Il y a eu ce moment où elle avait su qu'elle ne s'en sortirait pas. Après trois semaines à ne faire que manger et dormir, ses petites piles électriques avaient commencé à se manifester. A dormir moins et nécessiter plus de présence, plus d'attention. A dormir en même temps et à se réveiller en même temps, à pleurer en même temps, à avoir besoin de manger et d'être câlinées en même temps. A nécessiter trois bras alors qu'elle n'en avait que deux, à avoir besoin de l'amour, de la tendresse et de la patience que Yûko perdait au fil des nuits blanches et des heures entières à les entendre pleurer sans être capable de les calmer.

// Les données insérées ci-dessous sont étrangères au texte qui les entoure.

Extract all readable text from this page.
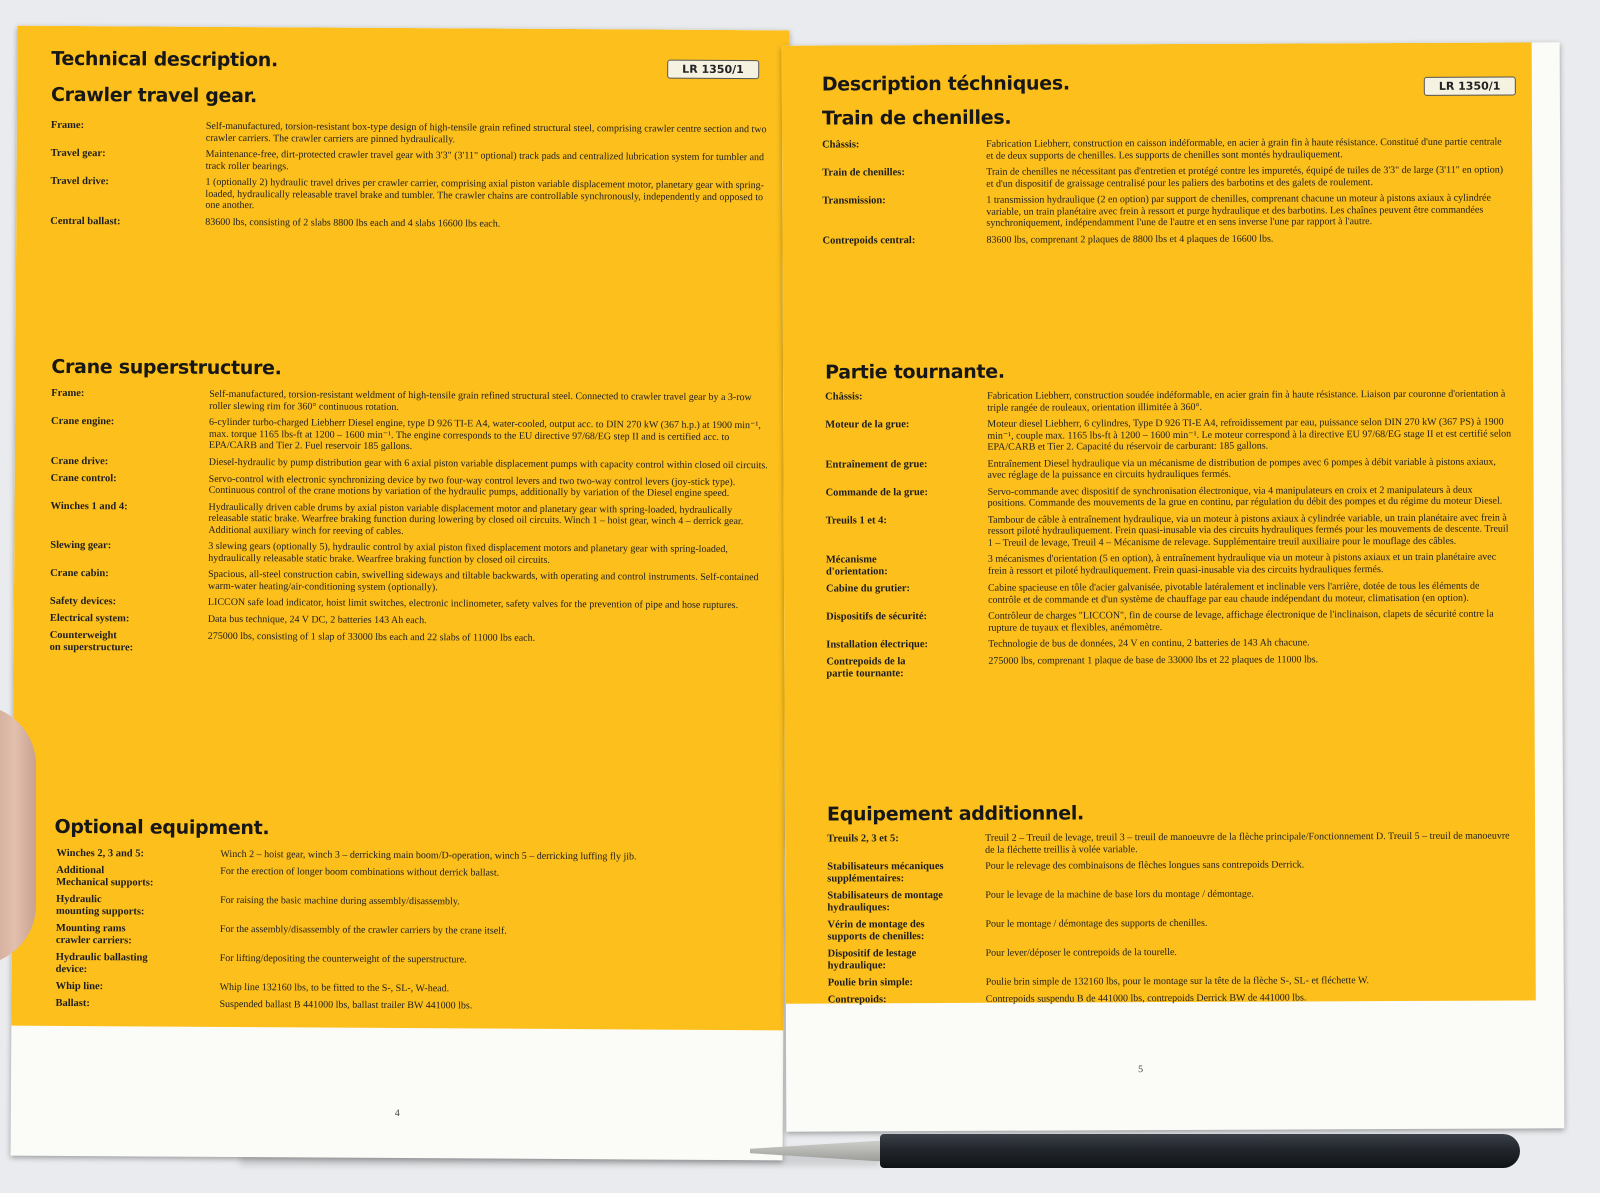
LR 1350/1
Technical description.
Crawler travel gear.
Frame:	Self-manufactured, torsion-resistant box-type design of high-tensile grain refined structural steel, comprising crawler centre section and two crawler carriers. The crawler carriers are pinned hydraulically.
Travel gear:	Maintenance-free, dirt-protected crawler travel gear with 3'3" (3'11" optional) track pads and centralized lubrication system for tumbler and track roller bearings.
Travel drive:	1 (optionally 2) hydraulic travel drives per crawler carrier, comprising axial piston variable displacement motor, planetary gear with spring-loaded, hydraulically releasable travel brake and tumbler. The crawler chains are controllable synchronously, independently and opposed to one another.
Central ballast:	83600 lbs, consisting of 2 slabs 8800 lbs each and 4 slabs 16600 lbs each.
Crane superstructure.
Frame:	Self-manufactured, torsion-resistant weldment of high-tensile grain refined structural steel. Connected to crawler travel gear by a 3-row roller slewing rim for 360° continuous rotation.
Crane engine:	6-cylinder turbo-charged Liebherr Diesel engine, type D 926 TI-E A4, water-cooled, output acc. to DIN 270 kW (367 h.p.) at 1900 min⁻¹, max. torque 1165 lbs-ft at 1200 – 1600 min⁻¹. The engine corresponds to the EU directive 97/68/EG step II and is certified acc. to EPA/CARB and Tier 2. Fuel reservoir 185 gallons.
Crane drive:	Diesel-hydraulic by pump distribution gear with 6 axial piston variable displacement pumps with capacity control within closed oil circuits.
Crane control:	Servo-control with electronic synchronizing device by two four-way control levers and two two-way control levers (joy-stick type). Continuous control of the crane motions by variation of the hydraulic pumps, additionally by variation of the Diesel engine speed.
Winches 1 and 4:	Hydraulically driven cable drums by axial piston variable displacement motor and planetary gear with spring-loaded, hydraulically releasable static brake. Wearfree braking function during lowering by closed oil circuits. Winch 1 – hoist gear, winch 4 – derrick gear. Additional auxiliary winch for reeving of cables.
Slewing gear:	3 slewing gears (optionally 5), hydraulic control by axial piston fixed displacement motors and planetary gear with spring-loaded, hydraulically releasable static brake. Wearfree braking function by closed oil circuits.
Crane cabin:	Spacious, all-steel construction cabin, swivelling sideways and tiltable backwards, with operating and control instruments. Self-contained warm-water heating/air-conditioning system (optionally).
Safety devices:	LICCON safe load indicator, hoist limit switches, electronic inclinometer, safety valves for the prevention of pipe and hose ruptures.
Electrical system:	Data bus technique, 24 V DC, 2 batteries 143 Ah each.
Counterweight
on superstructure:
275000 lbs, consisting of 1 slap of 33000 lbs each and 22 slabs of 11000 lbs each.
Optional equipment.
Winches 2, 3 and 5:	Winch 2 – hoist gear, winch 3 – derricking main boom/D-operation, winch 5 – derricking luffing fly jib.
Additional
Mechanical supports:
For the erection of longer boom combinations without derrick ballast.
Hydraulic
mounting supports:
For raising the basic machine during assembly/disassembly.
Mounting rams
crawler carriers:
For the assembly/disassembly of the crawler carriers by the crane itself.
Hydraulic ballasting
device:
For lifting/depositing the counterweight of the superstructure.
Whip line:	Whip line 132160 lbs, to be fitted to the S-, SL-, W-head.
Ballast:	Suspended ballast B 441000 lbs, ballast trailer BW 441000 lbs.
4
LR 1350/1
Description téchniques.
Train de chenilles.
Châssis:	Fabrication Liebherr, construction en caisson indéformable, en acier à grain fin à haute résistance. Constitué d'une partie centrale et de deux supports de chenilles. Les supports de chenilles sont montés hydrauliquement.
Train de chenilles:	Train de chenilles ne nécessitant pas d'entretien et protégé contre les impuretés, équipé de tuiles de 3'3" de large (3'11" en option) et d'un dispositif de graissage centralisé pour les paliers des barbotins et des galets de roulement.
Transmission:	1 transmission hydraulique (2 en option) par support de chenilles, comprenant chacune un moteur à pistons axiaux à cylindrée variable, un train planétaire avec frein à ressort et purge hydraulique et des barbotins. Les chaînes peuvent être commandées synchroniquement, indépendamment l'une de l'autre et en sens inverse l'une par rapport à l'autre.
Contrepoids central:	83600 lbs, comprenant 2 plaques de 8800 lbs et 4 plaques de 16600 lbs.
Partie tournante.
Châssis:	Fabrication Liebherr, construction soudée indéformable, en acier grain fin à haute résistance. Liaison par couronne d'orientation à triple rangée de rouleaux, orientation illimitée à 360°.
Moteur de la grue:	Moteur diesel Liebherr, 6 cylindres, Type D 926 TI-E A4, refroidissement par eau, puissance selon DIN 270 kW (367 PS) à 1900 min⁻¹, couple max. 1165 lbs-ft à 1200 – 1600 min⁻¹. Le moteur correspond à la directive EU 97/68/EG stage II et est certifié selon EPA/CARB et Tier 2. Capacité du réservoir de carburant: 185 gallons.
Entraînement de grue:	Entraînement Diesel hydraulique via un mécanisme de distribution de pompes avec 6 pompes à débit variable à pistons axiaux, avec réglage de la puissance en circuits hydrauliques fermés.
Commande de la grue:	Servo-commande avec dispositif de synchronisation électronique, via 4 manipulateurs en croix et 2 manipulateurs à deux positions. Commande des mouvements de la grue en continu, par régulation du débit des pompes et du régime du moteur Diesel.
Treuils 1 et 4:	Tambour de câble à entraînement hydraulique, via un moteur à pistons axiaux à cylindrée variable, un train planétaire avec frein à ressort piloté hydrauliquement. Frein quasi-inusable via des circuits hydrauliques fermés pour les mouvements de descente. Treuil 1 – Treuil de levage, Treuil 4 – Mécanisme de relevage. Supplémentaire treuil auxiliaire pour le mouflage des câbles.
Mécanisme
d'orientation:
3 mécanismes d'orientation (5 en option), à entraînement hydraulique via un moteur à pistons axiaux et un train planétaire avec frein à ressort et piloté hydrauliquement. Frein quasi-inusable via des circuits hydrauliques fermés.
Cabine du grutier:	Cabine spacieuse en tôle d'acier galvanisée, pivotable latéralement et inclinable vers l'arrière, dotée de tous les éléments de contrôle et de commande et d'un système de chauffage par eau chaude indépendant du moteur, climatisation (en option).
Dispositifs de sécurité:	Contrôleur de charges "LICCON", fin de course de levage, affichage électronique de l'inclinaison, clapets de sécurité contre la rupture de tuyaux et flexibles, anémomètre.
Installation électrique:	Technologie de bus de données, 24 V en continu, 2 batteries de 143 Ah chacune.
Contrepoids de la
partie tournante:
275000 lbs, comprenant 1 plaque de base de 33000 lbs et 22 plaques de 11000 lbs.
Equipement additionnel.
Treuils 2, 3 et 5:	Treuil 2 – Treuil de levage, treuil 3 – treuil de manoeuvre de la flèche principale/Fonctionnement D. Treuil 5 – treuil de manoeuvre de la fléchette treillis à volée variable.
Stabilisateurs mécaniques
supplémentaires:
Pour le relevage des combinaisons de flèches longues sans contrepoids Derrick.
Stabilisateurs de montage
hydrauliques:
Pour le levage de la machine de base lors du montage / démontage.
Vérin de montage des
supports de chenilles:
Pour le montage / démontage des supports de chenilles.
Dispositif de lestage
hydraulique:
Pour lever/déposer le contrepoids de la tourelle.
Poulie brin simple:	Poulie brin simple de 132160 lbs, pour le montage sur la tête de la flèche S-, SL- et fléchette W.
Contrepoids:	Contrepoids suspendu B de 441000 lbs, contrepoids Derrick BW de 441000 lbs.
5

Il y a eu ce moment où elle avait trouvé le moyen infaillible de les calmer. Après avoir tenté de les prendre contre elle dans toutes les positions possibles, de les bercer, de les laisser pleurer dans leur lit avant de revenir les chercher, elle s'était mise à chanter. Enfin, pas à chanter, à fredonner. Elle ne connaissait pas de chanson mais, quand elle avait entrepris de leur fredonner quelque chose, les notes étaient venues d'elle-même, déroulant une mélodie douce et calme. Au bout de quelques secondes, ses petites piles électriques s'étaient tues pour pouvoir entendre leur mère chanter cette mélodie et, épuisées d'avoir trop pleuré, s'étaient endormies rapidement. Yûko avait tout de même continué à fredonner cette chanson, elle-même apaisée par ces notes. D'où sortaient-elles ? Où avait-elle entendu, appris cette mélodie qui la faisait elle-même se sentir bien, se sentir dans son élément, sentir qu'elle était à la place qu'elle n'aurait jamais dû quitter ? Elle avait dû y réfléchir quelques minutes, mais avait fini par retrouver. Elle avait entendu cette musique quand elle était enceinte et clouée à son canapé, quand elle regardait le Grand Prix à la télévision. Cette musique qui avait calmé ses petites piles électriques en quelques secondes, c'était la musique du programme long que Victor Nikiforov avait produit à la saison précédente.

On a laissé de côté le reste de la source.